Inquiry Lab for Energy/Work

Today in physics 11 I tried a new lab using our motion and force sensors, carts and tracks. The lab idea is from New Visions and I believe that the script that I was working from was written by Kelly O’Shea and Mark Schober.

I was pretty excited to give it a try because I’ve always just told my students that the area under a force-distance graph is work. With this lab, students develop the idea from direct evidence.

Students set up a tilted ramp such that they pull a cart up a delta h of 20 cm. The angle of incline can be anything, and this will play into the discussion after data is collected. The students pull the cart up the ramp and analyze their graphs. From their previous experience working with data and graphs, they look at average forces, trendlines, slopes of the trendline. After a short meeting where we try find a pattern, we all agree that there isn’t a strong pattern. I then challenge them to think of another way we analyze graphs and a few students said that we can look at the area under graph. That’s where we left it today.
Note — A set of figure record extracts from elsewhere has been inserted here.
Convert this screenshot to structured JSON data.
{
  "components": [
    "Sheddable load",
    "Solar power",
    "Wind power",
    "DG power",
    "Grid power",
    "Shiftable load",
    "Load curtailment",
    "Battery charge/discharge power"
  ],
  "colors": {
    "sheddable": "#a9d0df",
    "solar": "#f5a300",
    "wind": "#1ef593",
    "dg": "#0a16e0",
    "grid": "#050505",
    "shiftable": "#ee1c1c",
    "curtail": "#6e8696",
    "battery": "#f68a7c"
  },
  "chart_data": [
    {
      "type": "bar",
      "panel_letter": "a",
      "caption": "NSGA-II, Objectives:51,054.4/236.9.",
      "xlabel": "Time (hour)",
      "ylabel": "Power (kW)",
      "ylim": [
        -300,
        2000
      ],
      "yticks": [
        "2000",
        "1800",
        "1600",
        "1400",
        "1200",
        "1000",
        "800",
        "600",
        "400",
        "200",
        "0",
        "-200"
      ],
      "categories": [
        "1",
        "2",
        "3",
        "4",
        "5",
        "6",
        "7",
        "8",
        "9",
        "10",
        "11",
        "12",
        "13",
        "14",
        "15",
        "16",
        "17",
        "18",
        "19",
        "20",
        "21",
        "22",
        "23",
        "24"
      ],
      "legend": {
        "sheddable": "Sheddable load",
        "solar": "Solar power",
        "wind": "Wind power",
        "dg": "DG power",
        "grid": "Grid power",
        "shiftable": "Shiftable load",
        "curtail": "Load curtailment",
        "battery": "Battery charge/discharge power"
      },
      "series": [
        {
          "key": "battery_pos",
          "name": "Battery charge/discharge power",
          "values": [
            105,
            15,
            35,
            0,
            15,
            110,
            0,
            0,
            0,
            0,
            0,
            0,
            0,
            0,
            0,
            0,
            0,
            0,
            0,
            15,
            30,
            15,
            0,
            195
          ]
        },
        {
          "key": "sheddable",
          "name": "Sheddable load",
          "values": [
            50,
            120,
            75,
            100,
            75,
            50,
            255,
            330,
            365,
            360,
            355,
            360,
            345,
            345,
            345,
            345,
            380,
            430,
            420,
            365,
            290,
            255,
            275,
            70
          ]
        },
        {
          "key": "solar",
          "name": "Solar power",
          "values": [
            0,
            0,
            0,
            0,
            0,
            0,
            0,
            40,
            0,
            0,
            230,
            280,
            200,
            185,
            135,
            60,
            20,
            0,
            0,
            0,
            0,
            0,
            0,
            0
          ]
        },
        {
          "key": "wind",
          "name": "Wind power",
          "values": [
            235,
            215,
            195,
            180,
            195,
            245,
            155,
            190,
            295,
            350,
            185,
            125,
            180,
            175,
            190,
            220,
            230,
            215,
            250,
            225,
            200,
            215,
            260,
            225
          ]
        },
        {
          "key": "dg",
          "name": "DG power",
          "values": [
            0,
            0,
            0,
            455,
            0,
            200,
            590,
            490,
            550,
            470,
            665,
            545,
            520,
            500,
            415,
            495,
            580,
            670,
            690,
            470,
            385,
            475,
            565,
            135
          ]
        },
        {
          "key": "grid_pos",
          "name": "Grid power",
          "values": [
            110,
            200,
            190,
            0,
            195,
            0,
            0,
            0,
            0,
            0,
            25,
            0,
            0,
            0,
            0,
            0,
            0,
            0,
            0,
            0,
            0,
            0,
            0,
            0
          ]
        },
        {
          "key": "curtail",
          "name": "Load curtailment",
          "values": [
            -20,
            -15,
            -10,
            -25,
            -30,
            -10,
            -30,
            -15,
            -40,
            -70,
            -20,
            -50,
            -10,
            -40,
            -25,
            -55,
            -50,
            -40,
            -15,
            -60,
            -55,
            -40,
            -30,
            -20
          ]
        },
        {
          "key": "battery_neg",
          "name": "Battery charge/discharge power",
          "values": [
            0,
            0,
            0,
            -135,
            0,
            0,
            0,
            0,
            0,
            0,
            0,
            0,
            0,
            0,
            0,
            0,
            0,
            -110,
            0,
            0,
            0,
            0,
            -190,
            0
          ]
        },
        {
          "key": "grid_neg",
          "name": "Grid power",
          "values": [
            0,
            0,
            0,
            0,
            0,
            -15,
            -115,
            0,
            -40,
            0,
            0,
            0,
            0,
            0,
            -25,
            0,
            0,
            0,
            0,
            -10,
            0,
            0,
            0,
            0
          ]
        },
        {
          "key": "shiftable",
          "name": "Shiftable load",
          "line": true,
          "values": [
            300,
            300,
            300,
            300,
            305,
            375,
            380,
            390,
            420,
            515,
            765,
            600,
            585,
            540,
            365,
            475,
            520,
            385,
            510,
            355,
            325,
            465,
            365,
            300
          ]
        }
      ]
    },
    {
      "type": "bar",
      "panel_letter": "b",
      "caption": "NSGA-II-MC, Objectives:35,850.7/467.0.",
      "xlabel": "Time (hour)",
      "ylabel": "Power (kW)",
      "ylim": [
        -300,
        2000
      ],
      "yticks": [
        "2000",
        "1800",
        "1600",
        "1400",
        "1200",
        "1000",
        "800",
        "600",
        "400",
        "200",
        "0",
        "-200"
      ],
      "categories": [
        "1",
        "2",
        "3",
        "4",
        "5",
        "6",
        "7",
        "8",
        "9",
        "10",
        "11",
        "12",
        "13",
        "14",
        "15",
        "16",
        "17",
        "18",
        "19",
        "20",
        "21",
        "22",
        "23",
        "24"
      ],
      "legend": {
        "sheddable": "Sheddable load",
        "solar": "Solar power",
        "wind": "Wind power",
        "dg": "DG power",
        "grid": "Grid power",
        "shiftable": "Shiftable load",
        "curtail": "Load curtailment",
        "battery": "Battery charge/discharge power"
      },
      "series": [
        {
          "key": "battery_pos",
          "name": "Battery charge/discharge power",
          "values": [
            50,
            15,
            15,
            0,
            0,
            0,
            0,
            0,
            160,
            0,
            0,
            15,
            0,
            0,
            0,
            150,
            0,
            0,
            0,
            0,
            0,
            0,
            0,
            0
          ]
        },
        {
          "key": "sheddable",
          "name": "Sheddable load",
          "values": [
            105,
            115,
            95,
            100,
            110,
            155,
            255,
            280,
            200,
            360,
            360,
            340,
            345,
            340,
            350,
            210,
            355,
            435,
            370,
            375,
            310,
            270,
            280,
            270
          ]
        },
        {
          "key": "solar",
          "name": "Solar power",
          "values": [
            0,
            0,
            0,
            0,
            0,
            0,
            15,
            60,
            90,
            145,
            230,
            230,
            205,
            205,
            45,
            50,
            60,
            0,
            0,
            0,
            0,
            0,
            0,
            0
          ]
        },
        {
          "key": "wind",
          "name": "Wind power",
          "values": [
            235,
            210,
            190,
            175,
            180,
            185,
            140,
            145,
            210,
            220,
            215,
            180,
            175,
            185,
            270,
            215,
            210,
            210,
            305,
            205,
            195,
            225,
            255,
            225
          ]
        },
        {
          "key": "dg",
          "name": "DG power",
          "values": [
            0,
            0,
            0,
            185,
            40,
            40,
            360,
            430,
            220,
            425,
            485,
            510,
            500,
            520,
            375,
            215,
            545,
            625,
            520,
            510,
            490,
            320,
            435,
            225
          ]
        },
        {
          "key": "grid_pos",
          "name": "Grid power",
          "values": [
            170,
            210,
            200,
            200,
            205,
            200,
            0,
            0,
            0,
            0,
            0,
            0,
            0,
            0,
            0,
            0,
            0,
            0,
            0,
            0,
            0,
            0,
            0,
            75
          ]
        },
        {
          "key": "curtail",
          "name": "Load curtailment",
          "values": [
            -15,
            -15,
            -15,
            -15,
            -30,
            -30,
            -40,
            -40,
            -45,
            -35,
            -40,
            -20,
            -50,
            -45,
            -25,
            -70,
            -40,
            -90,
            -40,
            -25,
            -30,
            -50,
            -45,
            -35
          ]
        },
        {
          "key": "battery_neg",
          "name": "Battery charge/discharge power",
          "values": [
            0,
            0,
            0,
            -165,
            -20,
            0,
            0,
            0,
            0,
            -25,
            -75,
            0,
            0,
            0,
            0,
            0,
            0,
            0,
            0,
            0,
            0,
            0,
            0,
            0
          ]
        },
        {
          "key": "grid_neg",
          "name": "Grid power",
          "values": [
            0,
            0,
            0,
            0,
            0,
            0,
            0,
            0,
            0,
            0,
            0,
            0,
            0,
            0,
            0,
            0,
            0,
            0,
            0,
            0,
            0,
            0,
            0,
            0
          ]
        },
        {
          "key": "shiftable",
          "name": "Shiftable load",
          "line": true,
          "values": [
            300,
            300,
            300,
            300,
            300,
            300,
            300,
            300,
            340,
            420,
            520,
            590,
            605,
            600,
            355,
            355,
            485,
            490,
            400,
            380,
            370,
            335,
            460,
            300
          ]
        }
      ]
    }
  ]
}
Next class we will re-run the test and the area under the graphs should all be really close. I’ll then have them calculate the delta Eg for a cart that is raised 20 cm. From my own experiments, the results will be within 10%.

There were some problems with today’s lab though and I wish I could do a do–over. Overall it took the students almost 60 minutes to collect one run. Two groups did it in about 10 minutes, which is a lot closer to what I expected. The students were paralyzed by their data. Some groups had a negative slope in their trendline (their cart pull was slowing down), and that didn’t sit right with them. Other students were taking a very long time to plot a perfectly scaled sketch of their graph on the whiteboard, when the instructions were (and have been all year) to make a quick sketch. It was a bit tortuous and I showed some of my frustrations in class.

Looking back, I’m not sure if there is any advantage to not tell the students straight up that they should collect their data and analyze the area under the graph. I don’t any reason to have them first try and find a slope or whatever else they might try to find. I think I could frame it a bit different and allow for some exploratory time, but we didn’t need a full cycle of data collection that doesn’t deliver a useful result.

Another thing I could have tried is to show them an example graph and have a deeper conversation about why the graph looks like it does (accelerations and jumps in the pulling force). I did actually show them a graph from a demo pull but we didn’t discuss it in detail.

Overall I like the lab but that 60 minutes just about killed me, especially when a few groups finished in 10 minutes and we will need more time again next class. It was a sign that too many students didn’t understand the purpose of the experiment.